There are, of course, vast economic upsides to the arts, in addition to the more obvious experiential and soulful benefits. So many countries across the world have long figured out that investment in culture can reap untold economic rewards. Take South Korea, whose cultural budget has grown by about 40 per cent over the past decade – an investment that has helped bring in billions of dollars from cultural exports and pushed the country’s culture into countless homes around the world. Hard money meets soft power.

Back here, there are at least a few small signs of hope. Toronto’s new 10-year Culture Connects action plan will see the Toronto Arts Council get a $2-million annual boost in its budget over the next five years. And our artists are, despite the many challenges they face, grabbing the spotlight with full force.
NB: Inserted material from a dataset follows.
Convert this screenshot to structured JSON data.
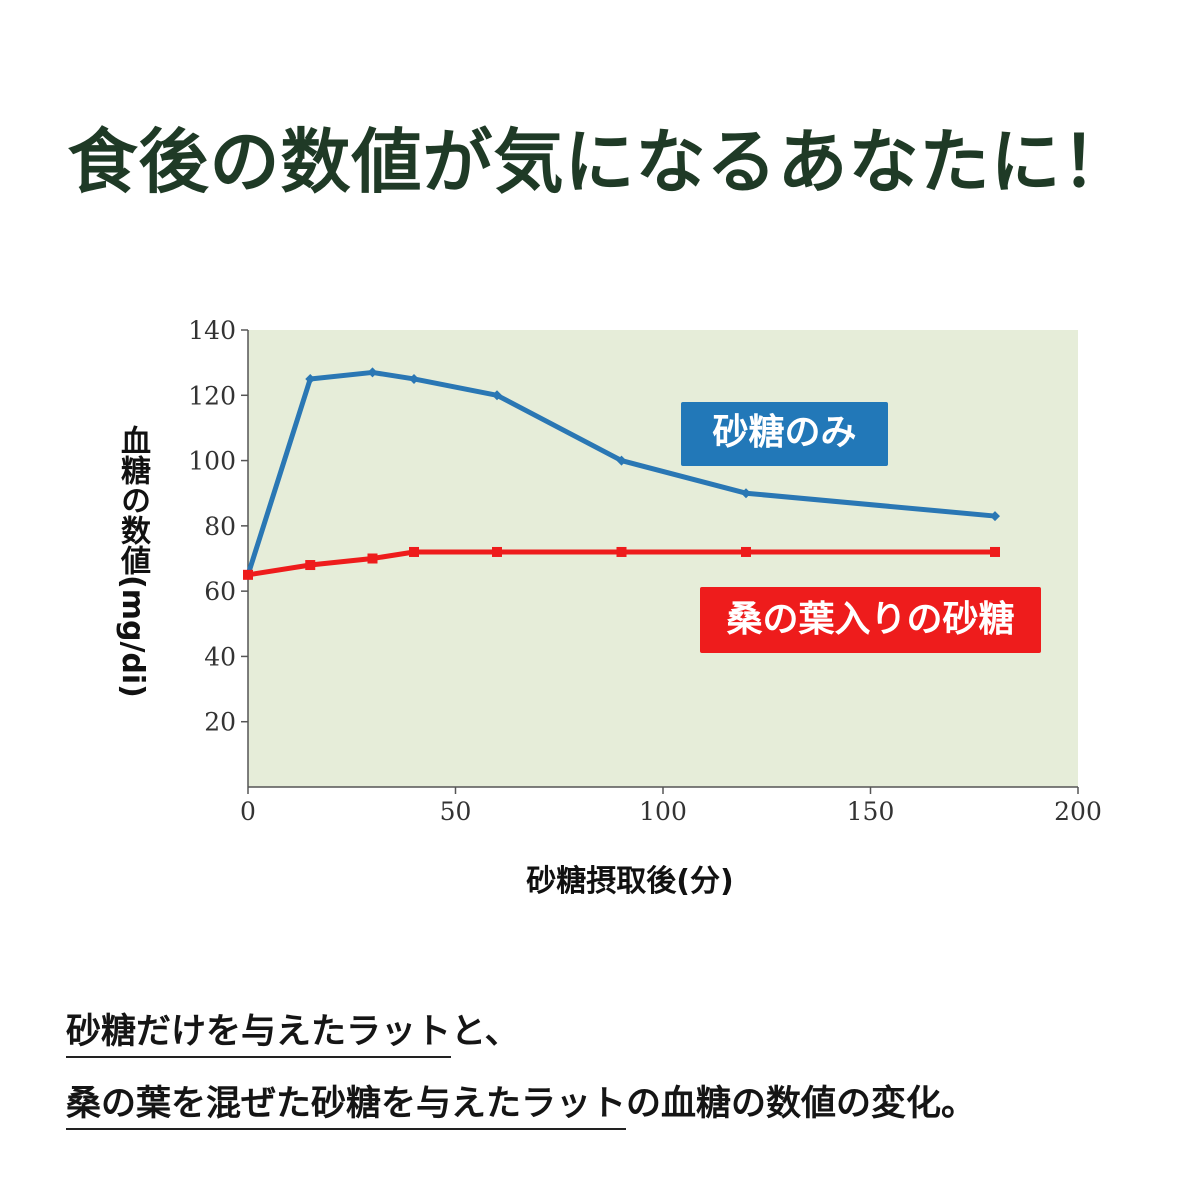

They’re winning over film-festival audiences, dominating streaming-viewership charts, headlining global tours, taking over international art markets and topping the bestseller lists. They just need our considered and committed support – as do those looking to follow in their footsteps and define this country’s artistic future.

To the skeptical Canadians out there – those who have never streamed a second of CBC Gem programming, or have no interest in anything that has ever won a Canadian Screen Award – there is the question of why does any of this even matter. Why can’t the free market decide the fates of the arts? Why are my tax dollars going to support someone else’s creative expression? Well, to borrow the words of a certain Canadian artist: Don’t it always seem to go, that you don’t know what you got till it’s gone?